Que pensez-vous de la situation des femmes en France ? Nous sommes privilégiées et pourtant…
Eve Ensler : La situation est terrible, mais pas seulement en France, partout ! Je n’ai pas encore voyagé dans un pays, où la situation des femmes ne soit pas épouvantable. En France, le nombre de femmes qui meurent chaque année sous les coups de leur conjoint est affolant. Et puis, en novembre dernier, il y a eu cette femme brûlée vive par son mari en banlieue, et ce chanteur l’été dernier, à Orléans, qui chantait des paroles d’une violence inouïe contre les femmes sans que personne ne réagisse… De toute façon, il n’y a pas de société qui soit exemptée de sexisme ou de violence. Il y en a aux Etats-Unis, au Pakistan, partout ! La violence existe dans toutes les sociétés pour maintenir les femmes à leur place.

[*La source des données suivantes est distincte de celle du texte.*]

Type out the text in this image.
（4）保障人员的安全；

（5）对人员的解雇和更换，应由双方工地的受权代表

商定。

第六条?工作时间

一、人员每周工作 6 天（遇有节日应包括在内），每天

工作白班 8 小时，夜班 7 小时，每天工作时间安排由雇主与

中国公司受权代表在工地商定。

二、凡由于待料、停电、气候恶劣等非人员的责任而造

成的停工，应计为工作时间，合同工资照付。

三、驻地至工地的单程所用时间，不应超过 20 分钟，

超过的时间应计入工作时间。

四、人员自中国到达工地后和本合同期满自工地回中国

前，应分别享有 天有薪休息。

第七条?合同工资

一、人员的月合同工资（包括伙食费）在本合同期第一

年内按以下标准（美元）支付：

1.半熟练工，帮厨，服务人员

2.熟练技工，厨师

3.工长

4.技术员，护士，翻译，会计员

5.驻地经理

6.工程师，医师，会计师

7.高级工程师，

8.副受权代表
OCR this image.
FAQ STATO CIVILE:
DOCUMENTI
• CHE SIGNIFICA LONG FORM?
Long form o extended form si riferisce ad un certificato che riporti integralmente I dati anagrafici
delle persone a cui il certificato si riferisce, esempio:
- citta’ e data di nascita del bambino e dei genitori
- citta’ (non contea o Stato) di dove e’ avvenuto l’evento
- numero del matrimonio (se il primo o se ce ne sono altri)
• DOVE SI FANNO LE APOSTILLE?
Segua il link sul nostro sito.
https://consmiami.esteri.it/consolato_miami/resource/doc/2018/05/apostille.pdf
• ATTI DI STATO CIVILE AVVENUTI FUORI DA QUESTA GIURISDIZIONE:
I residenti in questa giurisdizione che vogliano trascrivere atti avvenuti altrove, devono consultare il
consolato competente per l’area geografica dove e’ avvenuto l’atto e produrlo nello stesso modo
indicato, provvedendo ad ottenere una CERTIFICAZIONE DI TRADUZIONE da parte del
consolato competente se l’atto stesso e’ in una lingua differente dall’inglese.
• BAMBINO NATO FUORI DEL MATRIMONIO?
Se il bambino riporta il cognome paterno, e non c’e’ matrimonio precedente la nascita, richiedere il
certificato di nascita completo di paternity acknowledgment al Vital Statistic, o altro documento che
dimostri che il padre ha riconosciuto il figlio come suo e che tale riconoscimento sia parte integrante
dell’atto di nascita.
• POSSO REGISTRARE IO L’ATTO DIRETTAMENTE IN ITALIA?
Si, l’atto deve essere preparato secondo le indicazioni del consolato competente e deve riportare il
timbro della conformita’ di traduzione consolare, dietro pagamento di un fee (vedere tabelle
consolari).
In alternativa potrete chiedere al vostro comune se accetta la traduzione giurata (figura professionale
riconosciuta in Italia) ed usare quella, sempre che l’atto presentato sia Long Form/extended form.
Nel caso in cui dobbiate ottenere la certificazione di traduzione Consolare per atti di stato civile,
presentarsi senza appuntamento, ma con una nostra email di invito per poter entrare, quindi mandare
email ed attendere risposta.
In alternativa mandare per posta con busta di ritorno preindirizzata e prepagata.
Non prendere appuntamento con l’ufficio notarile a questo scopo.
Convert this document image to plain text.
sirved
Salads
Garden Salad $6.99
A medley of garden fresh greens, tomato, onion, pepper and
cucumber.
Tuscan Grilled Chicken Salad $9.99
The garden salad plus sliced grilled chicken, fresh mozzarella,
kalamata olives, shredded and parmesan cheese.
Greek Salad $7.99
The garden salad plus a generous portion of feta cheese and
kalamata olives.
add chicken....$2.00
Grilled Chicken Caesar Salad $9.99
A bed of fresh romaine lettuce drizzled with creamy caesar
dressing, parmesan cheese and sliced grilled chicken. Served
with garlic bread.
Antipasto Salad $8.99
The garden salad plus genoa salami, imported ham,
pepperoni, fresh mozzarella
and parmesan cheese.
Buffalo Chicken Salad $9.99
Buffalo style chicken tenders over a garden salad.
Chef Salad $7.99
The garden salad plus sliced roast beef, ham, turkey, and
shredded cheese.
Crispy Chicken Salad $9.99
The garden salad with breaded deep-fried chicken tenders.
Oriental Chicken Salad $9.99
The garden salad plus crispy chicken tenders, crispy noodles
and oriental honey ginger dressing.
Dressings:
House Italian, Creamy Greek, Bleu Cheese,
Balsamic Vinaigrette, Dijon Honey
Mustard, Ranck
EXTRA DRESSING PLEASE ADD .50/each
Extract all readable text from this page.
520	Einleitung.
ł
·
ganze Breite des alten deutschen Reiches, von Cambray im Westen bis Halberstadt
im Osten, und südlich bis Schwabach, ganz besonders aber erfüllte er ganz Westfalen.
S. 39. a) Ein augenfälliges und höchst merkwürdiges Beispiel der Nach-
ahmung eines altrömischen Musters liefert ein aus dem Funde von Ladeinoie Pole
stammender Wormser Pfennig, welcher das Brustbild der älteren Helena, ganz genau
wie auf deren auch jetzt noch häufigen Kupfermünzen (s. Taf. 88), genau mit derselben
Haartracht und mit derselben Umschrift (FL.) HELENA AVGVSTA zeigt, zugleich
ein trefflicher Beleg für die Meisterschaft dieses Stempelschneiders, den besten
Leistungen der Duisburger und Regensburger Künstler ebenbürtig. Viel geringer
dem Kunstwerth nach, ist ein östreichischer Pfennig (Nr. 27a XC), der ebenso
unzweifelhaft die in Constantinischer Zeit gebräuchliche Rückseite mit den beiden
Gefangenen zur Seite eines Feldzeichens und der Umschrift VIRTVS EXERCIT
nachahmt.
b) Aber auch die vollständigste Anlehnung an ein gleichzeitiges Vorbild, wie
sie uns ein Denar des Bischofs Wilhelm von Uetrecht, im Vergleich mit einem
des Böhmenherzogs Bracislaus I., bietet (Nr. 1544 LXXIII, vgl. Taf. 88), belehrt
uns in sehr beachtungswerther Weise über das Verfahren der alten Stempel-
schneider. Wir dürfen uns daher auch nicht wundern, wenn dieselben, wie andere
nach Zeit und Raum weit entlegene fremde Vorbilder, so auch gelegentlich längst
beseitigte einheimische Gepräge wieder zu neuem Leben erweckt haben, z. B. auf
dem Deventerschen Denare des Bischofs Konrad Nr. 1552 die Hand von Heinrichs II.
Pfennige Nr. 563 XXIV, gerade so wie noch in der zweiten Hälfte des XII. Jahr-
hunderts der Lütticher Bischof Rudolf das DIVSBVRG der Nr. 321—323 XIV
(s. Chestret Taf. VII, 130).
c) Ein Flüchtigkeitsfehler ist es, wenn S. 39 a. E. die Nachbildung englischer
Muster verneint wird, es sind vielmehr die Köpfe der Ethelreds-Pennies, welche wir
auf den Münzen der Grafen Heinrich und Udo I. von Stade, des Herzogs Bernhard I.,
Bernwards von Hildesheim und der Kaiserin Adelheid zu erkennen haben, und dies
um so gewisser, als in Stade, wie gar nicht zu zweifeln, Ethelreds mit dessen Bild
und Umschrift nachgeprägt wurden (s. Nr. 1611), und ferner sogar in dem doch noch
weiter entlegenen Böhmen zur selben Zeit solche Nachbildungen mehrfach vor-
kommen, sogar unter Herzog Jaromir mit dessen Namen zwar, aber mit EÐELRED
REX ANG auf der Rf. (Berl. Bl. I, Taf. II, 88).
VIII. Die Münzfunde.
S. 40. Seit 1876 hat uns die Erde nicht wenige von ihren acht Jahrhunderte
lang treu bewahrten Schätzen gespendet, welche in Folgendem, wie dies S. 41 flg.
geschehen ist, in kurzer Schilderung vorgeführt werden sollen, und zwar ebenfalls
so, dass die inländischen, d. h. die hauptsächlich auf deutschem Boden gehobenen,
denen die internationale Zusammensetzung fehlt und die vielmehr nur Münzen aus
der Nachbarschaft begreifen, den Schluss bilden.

Et comment se porte le V-Day en France ?
Eve Ensler : Il y a beaucoup de féministes en France, beaucoup de femmes fortes, que ce soit, celles de Ni putes NI soumises ou Antoinette Fouque, qui a fondé Les Editions des Femmes. Il y a beaucoup de femmes extraordinaires qui font bouger les choses. Il faudrait juste les réunir et construire un mouvement.
Dans la préface de votre dernier livre, vous écrivez que la violence faite aux femmes « est un problème au cœur même de notre monde et dont on ne parle pourtant toujours pas, qu’on ne voit pas ». Avez-vous une explication à cela ?
Eve Ensler : Sans doute parce que les médias sont contrôlés par des hommes et qu’ils ne considèrent pas la violence contre les femmes comme un problème en soi. Je pense qu’il y a, à la fois, un déni, et une acception inconsciente de cette violence, qui contribuent à garder les hommes au pouvoir. Et même si de nombreux hommes sont contre cette violence et n’y participent pas, le système en place ne prend pas en compte ce type de violence comme un problème majeur, car ça équivaudrait à remettre en cause tout le système. D’où l’objectif de notre mouvement : faire pression sur les structures pour qu’on comprenne enfin que les violences contre les femmes sont un problème central, que détruire les femmes revient à détruire la vie sur la planète. Depuis 10 ans, il y a eu beaucoup de progrès, certaines institutions ont pris conscience de l’enjeu — les Nations Unies par exemple —, des livres paraissent sur le sujet et les gens en parlent de plus en plus. Dans la prochaine décennie, il faudra donc faire en sorte que ce problème éclate au grand jour, afin de pouvoir radicalement changer le cours des choses.